’RBC reviews Asia wealth business for possible sale’

HONG KONG/TORONTO: Royal Bank of Canada (RBC) has put its Asian wealth management business under review, which could lead to its sale, four people familiar with the matter told Reuters.
The Canadian bank’s move comes after several Western firms have withdrawn from private banking in Asia, hit by increasing pressure to reduce costs at home, slowing growth in the region and rising compliance costs.
The RBC review was prompted because the bank’s global head of wealth management feels the Asian business, with less than $10 billion in assets, lacks the scale to generate adequate profit, the sources added.

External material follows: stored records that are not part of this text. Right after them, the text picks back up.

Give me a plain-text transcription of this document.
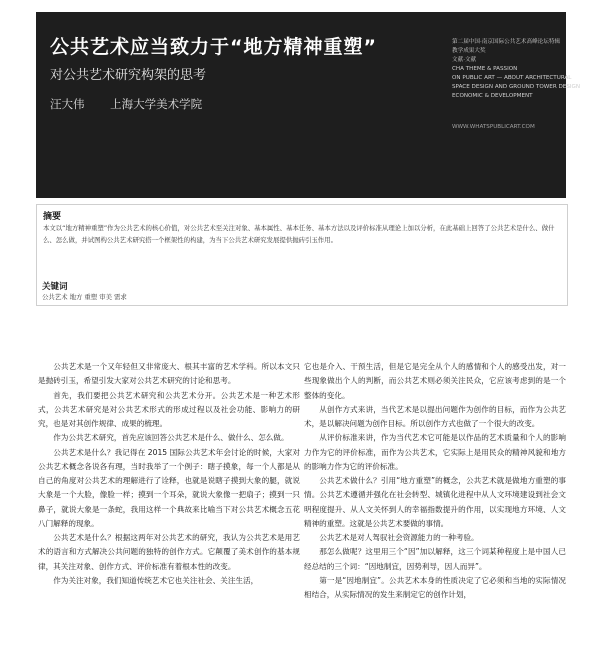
公共艺术应当致力于“地方精神重塑”
对公共艺术研究构架的思考
汪大伟 上海大学美术学院
第二届中国·南京国际公共艺术高峰论坛特辑
教学成果大奖
文献·文献
CHA THEME & PASSION
ON PUBLIC ART — ABOUT ARCHITECTURAL
SPACE DESIGN AND GROUND TOWER DESIGN
ECONOMIC & DEVELOPMENT
WWW.WHATSPUBLICART.COM
摘要
本文以“地方精神重塑”作为公共艺术的核心价值，对公共艺术至关注对象、基本属性、基本任务、基本方法以及评价标准从理论上加以分析，在此基础上回答了公共艺术是什么、做什么、怎么做，并试图构公共艺术研究搭一个框架性的构建，为当下公共艺术研究发展提供抛砖引玉作用。
关键词
公共艺术 地方 重塑 审美 需求

公共艺术是一个又年轻但又非常庞大、根其丰富的艺术学科。所以本文只是抛砖引玉，希望引发大家对公共艺术研究的讨论和思考。

首先，我们要把公共艺术研究和公共艺术分开。公共艺术是一种艺术形式，公共艺术研究是对公共艺术形式的形成过程以及社会功能、影响力的研究，也是对其创作规律、成果的梳理。

作为公共艺术研究，首先应该回答公共艺术是什么、做什么、怎么做。

公共艺术是什么？我记得在 2015 国际公共艺术年会讨论的时候，大家对公共艺术概念各说各有理，当时我举了一个例子：瞎子摸象，每一个人都是从自己的角度对公共艺术的理解进行了诠释，也就是说瞎子摸到大象的腿，就说大象是一个大脸，像脸一样；摸到一个耳朵，就说大象像一把扇子；摸到一只鼻子，就说大象是一条蛇，我用这样一个典故来比喻当下对公共艺术概念五花八门解释的现象。

公共艺术是什么？根据这两年对公共艺术的研究，我认为公共艺术是用艺术的语言和方式解决公共问题的独特的创作方式。它颠覆了美术创作的基本规律，其关注对象、创作方式、评价标准有着根本性的改变。

作为关注对象，我们知道传统艺术它也关注社会、关注生活，

它也是介入、干预生活，但是它是完全从个人的感情和个人的感受出发，对一些现象做出个人的判断，而公共艺术则必须关注民众，它应该考虑到的是一个整体的变化。

从创作方式来讲，当代艺术是以提出问题作为创作的目标，而作为公共艺术，是以解决问题为创作目标。所以创作方式也做了一个很大的改变。

从评价标准来讲，作为当代艺术它可能是以作品的艺术质量和个人的影响力作为它的评价标准，而作为公共艺术，它实际上是用民众的精神风貌和地方的影响力作为它的评价标准。

公共艺术做什么？引用“地方重塑”的概念，公共艺术就是做地方重塑的事情。公共艺术遵循并强化在社会转型、城镇化进程中从人文环境建设到社会文明程度提升、从人文关怀到人的幸福指数提升的作用，以实现地方环境、人文精神的重塑。这就是公共艺术要做的事情。

公共艺术是对人驾驭社会资源能力的一种考验。

那怎么做呢？这里用三个“因”加以解释，这三个词某种程度上是中国人已经总结的三个词：“因地制宜，因势利导，因人而异”。

第一是“因地制宜”。公共艺术本身的性质决定了它必须和当地的实际情况相结合，从实际情况的发生来制定它的创作计划，
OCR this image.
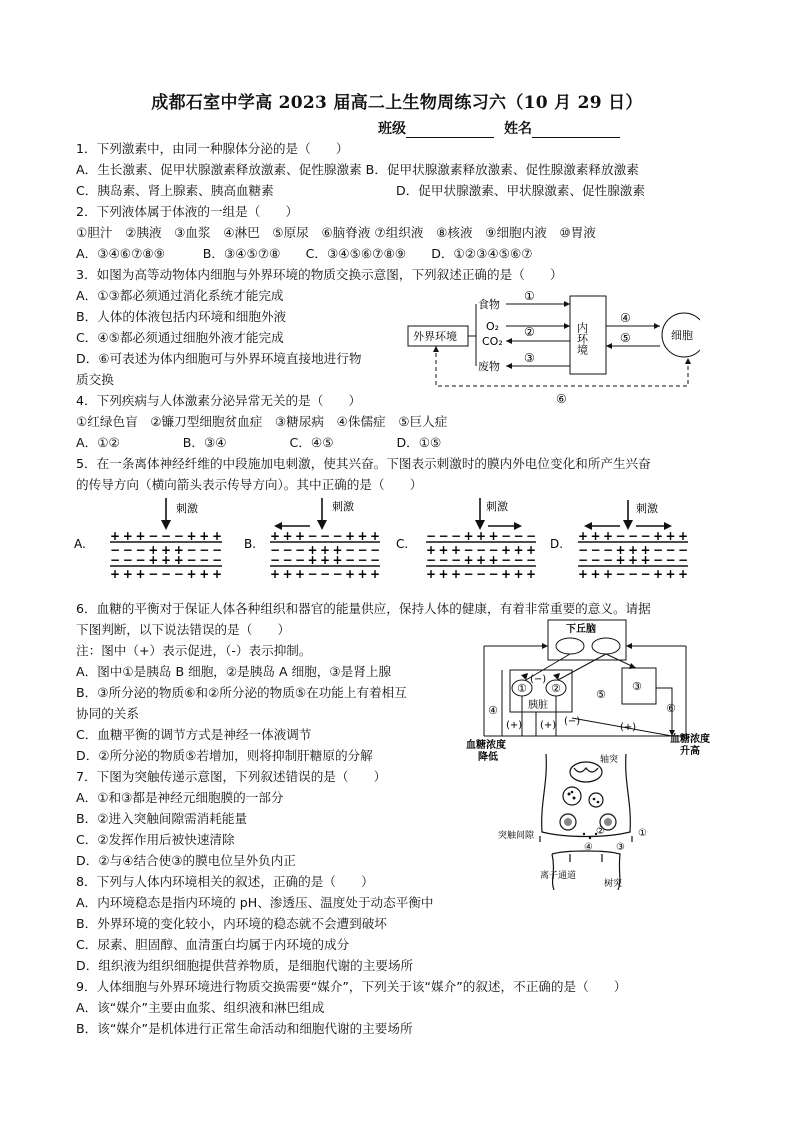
成都石室中学高 2023 届高二上生物周练习六（10 月 29 日）
班级	姓名
1．下列激素中，由同一种腺体分泌的是（　　）
A．生长激素、促甲状腺激素释放激素、促性腺激素 B．促甲状腺激素释放激素、促性腺激素释放激素
C．胰岛素、肾上腺素、胰高血糖素	D．促甲状腺激素、甲状腺激素、促性腺激素
2．下列液体属于体液的一组是（　　）
①胆汁　②胰液　③血浆　④淋巴　⑤原尿　⑥脑脊液 ⑦组织液　⑧核液　⑨细胞内液　⑩胃液
A．③④⑥⑦⑧⑨　　　B．③④⑤⑦⑧　　C．③④⑤⑥⑦⑧⑨　　D．①②③④⑤⑥⑦
3．如图为高等动物体内细胞与外界环境的物质交换示意图，下列叙述正确的是（　　）
A．①③都必须通过消化系统才能完成
B．人体的体液包括内环境和细胞外液
C．④⑤都必须通过细胞外液才能完成
D．⑥可表述为体内细胞可与外界环境直接地进行物
质交换
4．下列疾病与人体激素分泌异常无关的是（　　）
①红绿色盲　②镰刀型细胞贫血症　③糖尿病　④侏儒症　⑤巨人症
A．①②　　　　　B．③④　　　　　C．④⑤　　　　　D．①⑤
5．在一条离体神经纤维的中段施加电刺激，使其兴奋。下图表示刺激时的膜内外电位变化和所产生兴奋
的传导方向（横向箭头表示传导方向）。其中正确的是（　　）
6．血糖的平衡对于保证人体各种组织和器官的能量供应，保持人体的健康，有着非常重要的意义。请据
下图判断，以下说法错误的是（　　）
注：图中（+）表示促进，（-）表示抑制。
A．图中①是胰岛 B 细胞，②是胰岛 A 细胞，③是肾上腺
B．③所分泌的物质⑥和②所分泌的物质⑤在功能上有着相互
协同的关系
C．血糖平衡的调节方式是神经一体液调节
D．②所分泌的物质⑤若增加，则将抑制肝糖原的分解
7．下图为突触传递示意图，下列叙述错误的是（　　）
A．①和③都是神经元细胞膜的一部分
B．②进入突触间隙需消耗能量
C．②发挥作用后被快速清除
D．②与④结合使③的膜电位呈外负内正
8．下列与人体内环境相关的叙述，正确的是（　　）
A．内环境稳态是指内环境的 pH、渗透压、温度处于动态平衡中
B．外界环境的变化较小，内环境的稳态就不会遭到破坏
C．尿素、胆固醇、血清蛋白均属于内环境的成分
D．组织液为组织细胞提供营养物质，是细胞代谢的主要场所
9．人体细胞与外界环境进行物质交换需要“媒介”，下列关于该“媒介”的叙述，不正确的是（　　）
A．该“媒介”主要由血浆、组织液和淋巴组成
B．该“媒介”是机体进行正常生命活动和细胞代谢的主要场所
食物
O₂
CO₂
废物
外界环境	内环境	细胞
①
②
③
④
⑤
⑥
A.	B.	C.	D.
刺激	刺激	刺激	刺激
+++−−−+++
−−−+++−−−
−−−+++−−−
+++−−−+++
+++−−−+++
−−−+++−−−
−−−+++−−−
+++−−−+++
−−−+++−−−
+++−−−+++
−−−+++−−−
+++−−−+++
+++−−−+++
−−−+++−−−
−−−+++−−−
+++−−−+++
下丘脑
胰脏
① ②	③
④
⑤
⑥
(−)
(+) (+) (−)
(+)
血糖浓度
降低
血糖浓度
升高
轴突
突触间隙
离子通道
树突
②	①
④ ③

There is, however, no certainty that the review will result in a sale, one of the people said. RBC’s main wealth management markets in Asia are Hong Kong and Singapore.
“There will definitely be a question mark over profitability of this kind of a business that lacks scale,” said a person with knowledge of the development. “Is it a core business for RBC in Asia? The answer is, probably not.”
All the people Reuters spoke to declined to be named as the review is confidential.
RBC Chief Executive Dave McKay confirmed the business was under strategic review but said no decision had yet been made about a sale.
“We go through periodic strategic reviews. It is a normal cycle of strategy,” McKay said in an interview with Reuters.
In fiscal year 2016, RBC’s revenue from international wealth management, including Asia, was C$430 million ($330 million). The bank does not separately disclose the figures for Asia.
While some smaller Western wealth managers have left the region, Asia is emerging as a key battleground for global heavyweights such as UBS and Credit Suisse as their traditional markets show slower growth and as countries like China and India produce more millionaires.
Last year, Barclays agreed to sell its wealth and investment management business in Hong Kong and Singapore to a unit of Singapore’s Oversea-Chinese Banking Corp. (OCBC).
A crackdown on money laundering by Asia’s main private banking centers is forcing wealth managers to spend more on compliance procedures, which industry executives say may prove too onerous for smaller players.
For smaller wealth managers, the extra spending on technology and compliance can erode profit margins and distract attention from the core business of growing assets. Wealth managers with assets under management of less than $25 billion will struggle to invest in systems and people necessary to stop the flow of bad money at private banks, private bankers have said.